The eighteenth century jurist Matthew Hale saw prior decisions as evidence of the true principle or rule (448). But judicial decisions themselves “did not make a Law properly so-called, (for that only the King and Parliament can do)” (448). In other words, judges “do not ‘make’ laws, but ‘find’ them in the received legal tradition, and ‘declare’ them” (448). Modern judicial precedent–strict stare decisis, requiring lower courts to follow previous decisions (but not dictum)–did not emerge until the nineteenth century. Before this, it was a “line of cases” that mattered, not a particular holding. Judicial custom matters because it involves multiple decisions over time. Thus, in 1762, Lord Mansfield still maintained that “[t]he reason and spirit of cases make law; not the letter of particular precedents” (449).
Berman and Reid summarize the development of precedent as follows:
- common lawyers had always discussed cases and opinions, and did not simply look to written statutes;
- but prior to the sixteenth century, they had “no doctrine of precedent,” and only in the seventeenth century developed a version of persuasive authority largely confined to procedure and custom;
- Coke and others challenged the King by using pre-Tudor precedents, and thus brought precedent forward as an important part of common-law decisions;
- but common-law courts avoided binding precedent still, and looked to prior decisions to extract the principles of judicial custom, but began to apply precedent to both procedural and substantive matters;
- at the end of the seventeenth century, common-law courts continued to develop doctrines involving precedent, especially distinguishing dicta from holdings to extract principles that could apply to the past and the future: “the principle of precedent was a dynamic and not a static one” (450).
Berman and Reid further tie the development of precedent to scientific and empirical developments of the Enlightenment as well.

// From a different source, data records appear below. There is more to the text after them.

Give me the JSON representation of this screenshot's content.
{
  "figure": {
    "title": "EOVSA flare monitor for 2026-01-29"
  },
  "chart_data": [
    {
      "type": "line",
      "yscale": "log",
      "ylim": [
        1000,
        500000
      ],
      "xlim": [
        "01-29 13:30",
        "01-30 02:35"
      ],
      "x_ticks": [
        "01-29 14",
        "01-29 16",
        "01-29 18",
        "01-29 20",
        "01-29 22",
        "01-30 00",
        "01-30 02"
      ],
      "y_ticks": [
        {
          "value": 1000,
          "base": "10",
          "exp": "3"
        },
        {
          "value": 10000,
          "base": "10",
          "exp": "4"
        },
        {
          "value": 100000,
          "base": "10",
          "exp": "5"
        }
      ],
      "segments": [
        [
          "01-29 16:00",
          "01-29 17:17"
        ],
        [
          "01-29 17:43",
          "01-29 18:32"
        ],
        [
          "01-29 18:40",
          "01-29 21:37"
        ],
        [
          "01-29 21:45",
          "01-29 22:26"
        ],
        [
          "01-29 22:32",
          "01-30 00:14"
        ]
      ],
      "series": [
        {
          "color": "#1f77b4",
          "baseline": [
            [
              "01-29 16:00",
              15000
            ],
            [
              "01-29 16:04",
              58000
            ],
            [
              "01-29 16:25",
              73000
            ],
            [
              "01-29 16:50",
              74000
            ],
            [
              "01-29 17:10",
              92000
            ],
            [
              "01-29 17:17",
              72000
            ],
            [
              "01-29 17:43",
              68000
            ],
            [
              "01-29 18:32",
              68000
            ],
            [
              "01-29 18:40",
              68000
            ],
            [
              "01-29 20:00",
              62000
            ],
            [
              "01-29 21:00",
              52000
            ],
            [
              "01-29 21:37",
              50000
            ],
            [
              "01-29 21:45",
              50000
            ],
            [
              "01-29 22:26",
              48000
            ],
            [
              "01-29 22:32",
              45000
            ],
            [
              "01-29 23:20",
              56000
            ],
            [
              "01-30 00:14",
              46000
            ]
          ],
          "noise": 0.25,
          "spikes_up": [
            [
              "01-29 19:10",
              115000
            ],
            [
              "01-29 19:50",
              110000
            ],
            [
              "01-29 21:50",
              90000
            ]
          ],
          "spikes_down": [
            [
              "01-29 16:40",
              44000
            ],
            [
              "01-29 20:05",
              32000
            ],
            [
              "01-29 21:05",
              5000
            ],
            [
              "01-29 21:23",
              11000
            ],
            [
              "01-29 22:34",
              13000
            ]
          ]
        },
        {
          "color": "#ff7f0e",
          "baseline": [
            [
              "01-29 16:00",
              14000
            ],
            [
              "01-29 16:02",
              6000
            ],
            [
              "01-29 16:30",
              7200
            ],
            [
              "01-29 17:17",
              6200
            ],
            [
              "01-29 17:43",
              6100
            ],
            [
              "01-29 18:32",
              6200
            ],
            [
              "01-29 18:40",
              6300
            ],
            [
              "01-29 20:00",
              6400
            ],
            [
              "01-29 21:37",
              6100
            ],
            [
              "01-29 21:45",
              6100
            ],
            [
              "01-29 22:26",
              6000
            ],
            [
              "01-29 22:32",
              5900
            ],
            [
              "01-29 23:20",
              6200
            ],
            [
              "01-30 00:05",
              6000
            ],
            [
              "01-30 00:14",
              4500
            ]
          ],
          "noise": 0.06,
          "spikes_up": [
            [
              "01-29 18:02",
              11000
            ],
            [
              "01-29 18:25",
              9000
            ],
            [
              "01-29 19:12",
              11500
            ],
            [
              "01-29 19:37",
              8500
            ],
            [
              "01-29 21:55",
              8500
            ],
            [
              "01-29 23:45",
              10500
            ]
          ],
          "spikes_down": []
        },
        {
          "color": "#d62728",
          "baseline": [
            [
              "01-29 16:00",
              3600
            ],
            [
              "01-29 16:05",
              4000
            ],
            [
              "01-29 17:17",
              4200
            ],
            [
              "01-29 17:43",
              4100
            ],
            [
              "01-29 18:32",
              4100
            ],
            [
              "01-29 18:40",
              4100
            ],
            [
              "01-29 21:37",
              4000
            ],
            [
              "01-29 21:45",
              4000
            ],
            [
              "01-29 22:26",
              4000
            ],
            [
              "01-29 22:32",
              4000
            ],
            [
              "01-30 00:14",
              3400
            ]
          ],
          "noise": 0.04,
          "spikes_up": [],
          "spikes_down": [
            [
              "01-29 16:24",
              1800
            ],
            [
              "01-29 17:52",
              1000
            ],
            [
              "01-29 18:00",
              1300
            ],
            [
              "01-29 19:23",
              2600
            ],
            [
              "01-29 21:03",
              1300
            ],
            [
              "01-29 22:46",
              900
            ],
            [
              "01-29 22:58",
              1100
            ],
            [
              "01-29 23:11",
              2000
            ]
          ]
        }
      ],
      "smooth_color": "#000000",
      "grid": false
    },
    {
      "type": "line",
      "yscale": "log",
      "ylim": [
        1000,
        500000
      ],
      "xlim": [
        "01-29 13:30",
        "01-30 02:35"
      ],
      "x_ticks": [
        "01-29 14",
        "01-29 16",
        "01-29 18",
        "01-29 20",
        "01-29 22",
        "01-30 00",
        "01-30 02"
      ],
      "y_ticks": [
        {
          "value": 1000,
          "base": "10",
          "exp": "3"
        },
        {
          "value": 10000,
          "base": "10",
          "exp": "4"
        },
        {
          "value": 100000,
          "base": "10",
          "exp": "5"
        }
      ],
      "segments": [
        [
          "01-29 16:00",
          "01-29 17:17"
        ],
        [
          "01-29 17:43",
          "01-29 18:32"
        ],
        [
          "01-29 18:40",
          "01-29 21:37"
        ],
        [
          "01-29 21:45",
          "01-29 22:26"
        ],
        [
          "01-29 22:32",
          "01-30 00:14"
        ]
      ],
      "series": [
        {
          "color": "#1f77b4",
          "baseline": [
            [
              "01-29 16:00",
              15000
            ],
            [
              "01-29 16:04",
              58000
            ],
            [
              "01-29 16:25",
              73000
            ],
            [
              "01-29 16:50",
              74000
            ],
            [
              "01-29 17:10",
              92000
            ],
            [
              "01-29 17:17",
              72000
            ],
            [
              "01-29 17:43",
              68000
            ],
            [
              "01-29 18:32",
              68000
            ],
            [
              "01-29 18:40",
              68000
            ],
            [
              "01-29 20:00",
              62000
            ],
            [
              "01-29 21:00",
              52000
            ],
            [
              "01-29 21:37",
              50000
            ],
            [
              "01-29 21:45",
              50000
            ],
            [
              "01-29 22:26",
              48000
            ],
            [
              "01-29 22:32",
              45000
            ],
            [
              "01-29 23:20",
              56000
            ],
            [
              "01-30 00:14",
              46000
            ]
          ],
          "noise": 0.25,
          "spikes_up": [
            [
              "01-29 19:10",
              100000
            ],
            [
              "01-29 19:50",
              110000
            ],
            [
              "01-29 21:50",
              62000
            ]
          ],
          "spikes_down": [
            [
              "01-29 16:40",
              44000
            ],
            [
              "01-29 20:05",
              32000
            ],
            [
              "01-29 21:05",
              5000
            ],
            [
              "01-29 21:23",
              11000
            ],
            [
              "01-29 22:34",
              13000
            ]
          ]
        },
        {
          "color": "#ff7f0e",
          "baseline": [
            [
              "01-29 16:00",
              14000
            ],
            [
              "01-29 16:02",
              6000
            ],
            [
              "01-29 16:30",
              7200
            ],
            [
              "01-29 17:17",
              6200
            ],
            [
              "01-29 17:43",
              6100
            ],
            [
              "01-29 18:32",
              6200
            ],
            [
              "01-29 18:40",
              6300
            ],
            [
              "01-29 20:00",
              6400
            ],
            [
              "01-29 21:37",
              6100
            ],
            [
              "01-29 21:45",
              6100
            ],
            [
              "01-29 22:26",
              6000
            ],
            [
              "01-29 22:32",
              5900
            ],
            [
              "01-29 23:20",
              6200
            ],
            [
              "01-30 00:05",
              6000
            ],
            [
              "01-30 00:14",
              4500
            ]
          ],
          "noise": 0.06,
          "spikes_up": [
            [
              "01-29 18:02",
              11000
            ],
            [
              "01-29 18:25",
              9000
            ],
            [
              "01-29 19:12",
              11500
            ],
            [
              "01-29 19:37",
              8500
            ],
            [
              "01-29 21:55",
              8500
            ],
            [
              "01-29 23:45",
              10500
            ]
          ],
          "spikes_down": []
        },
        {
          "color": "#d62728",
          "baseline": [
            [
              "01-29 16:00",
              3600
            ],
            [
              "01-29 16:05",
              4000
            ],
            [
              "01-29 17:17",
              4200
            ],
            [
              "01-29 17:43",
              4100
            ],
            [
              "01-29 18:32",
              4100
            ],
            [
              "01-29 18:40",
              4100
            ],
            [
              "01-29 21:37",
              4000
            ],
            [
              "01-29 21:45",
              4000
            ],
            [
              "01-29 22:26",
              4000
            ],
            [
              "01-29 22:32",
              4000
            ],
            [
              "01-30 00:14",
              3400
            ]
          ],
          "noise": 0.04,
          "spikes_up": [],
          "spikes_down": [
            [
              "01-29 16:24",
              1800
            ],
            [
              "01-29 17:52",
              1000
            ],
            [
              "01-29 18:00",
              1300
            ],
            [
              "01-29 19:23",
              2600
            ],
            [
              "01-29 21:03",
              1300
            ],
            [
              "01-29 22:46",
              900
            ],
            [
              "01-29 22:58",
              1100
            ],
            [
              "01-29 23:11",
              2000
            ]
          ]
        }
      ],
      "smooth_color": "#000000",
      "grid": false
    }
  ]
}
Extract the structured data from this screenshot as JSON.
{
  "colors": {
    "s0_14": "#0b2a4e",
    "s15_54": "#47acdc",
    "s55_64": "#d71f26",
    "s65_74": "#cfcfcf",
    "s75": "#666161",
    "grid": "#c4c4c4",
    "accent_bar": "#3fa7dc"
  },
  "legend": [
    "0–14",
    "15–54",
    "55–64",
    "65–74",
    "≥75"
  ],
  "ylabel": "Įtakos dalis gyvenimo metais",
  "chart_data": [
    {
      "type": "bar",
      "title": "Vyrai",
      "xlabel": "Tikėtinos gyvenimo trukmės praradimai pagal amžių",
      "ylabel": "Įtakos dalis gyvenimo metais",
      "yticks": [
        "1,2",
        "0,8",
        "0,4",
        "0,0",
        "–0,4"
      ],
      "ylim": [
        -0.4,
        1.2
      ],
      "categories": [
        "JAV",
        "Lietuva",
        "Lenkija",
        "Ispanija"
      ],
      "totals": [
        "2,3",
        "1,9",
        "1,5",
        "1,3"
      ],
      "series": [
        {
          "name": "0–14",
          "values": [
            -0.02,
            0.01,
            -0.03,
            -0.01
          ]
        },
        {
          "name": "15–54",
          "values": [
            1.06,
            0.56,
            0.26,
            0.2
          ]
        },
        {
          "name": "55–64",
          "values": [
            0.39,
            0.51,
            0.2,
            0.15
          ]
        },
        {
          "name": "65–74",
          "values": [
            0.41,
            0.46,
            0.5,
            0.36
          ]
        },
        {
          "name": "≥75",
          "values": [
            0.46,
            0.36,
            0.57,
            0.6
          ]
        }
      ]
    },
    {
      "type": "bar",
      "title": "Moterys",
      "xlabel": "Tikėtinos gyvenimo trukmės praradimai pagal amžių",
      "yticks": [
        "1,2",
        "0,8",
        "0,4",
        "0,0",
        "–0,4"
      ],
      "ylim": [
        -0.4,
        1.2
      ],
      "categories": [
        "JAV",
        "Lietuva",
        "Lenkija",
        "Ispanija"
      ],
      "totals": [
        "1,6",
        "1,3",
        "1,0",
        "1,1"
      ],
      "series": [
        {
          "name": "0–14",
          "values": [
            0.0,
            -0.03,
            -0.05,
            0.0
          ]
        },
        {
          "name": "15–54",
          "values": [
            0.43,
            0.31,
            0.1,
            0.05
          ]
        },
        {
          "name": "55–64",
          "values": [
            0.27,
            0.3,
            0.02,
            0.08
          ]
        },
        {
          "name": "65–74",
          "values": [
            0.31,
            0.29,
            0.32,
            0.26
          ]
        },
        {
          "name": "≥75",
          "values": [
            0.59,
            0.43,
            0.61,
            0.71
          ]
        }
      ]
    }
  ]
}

Even as Robert Boyle and Isaac Newtown emphasized reason and evidence in their scientific pursuits, so too did English jurists seek the “professional verification and acceptance of empirical observation” (450). Thus, repeated applications of similar approaches became good empirical evidence for the validity of a rule, “just as the repeated confirmation of the results of scientific experiments by physicists and chemists was treated as proof of the probable truth of their findings” (451).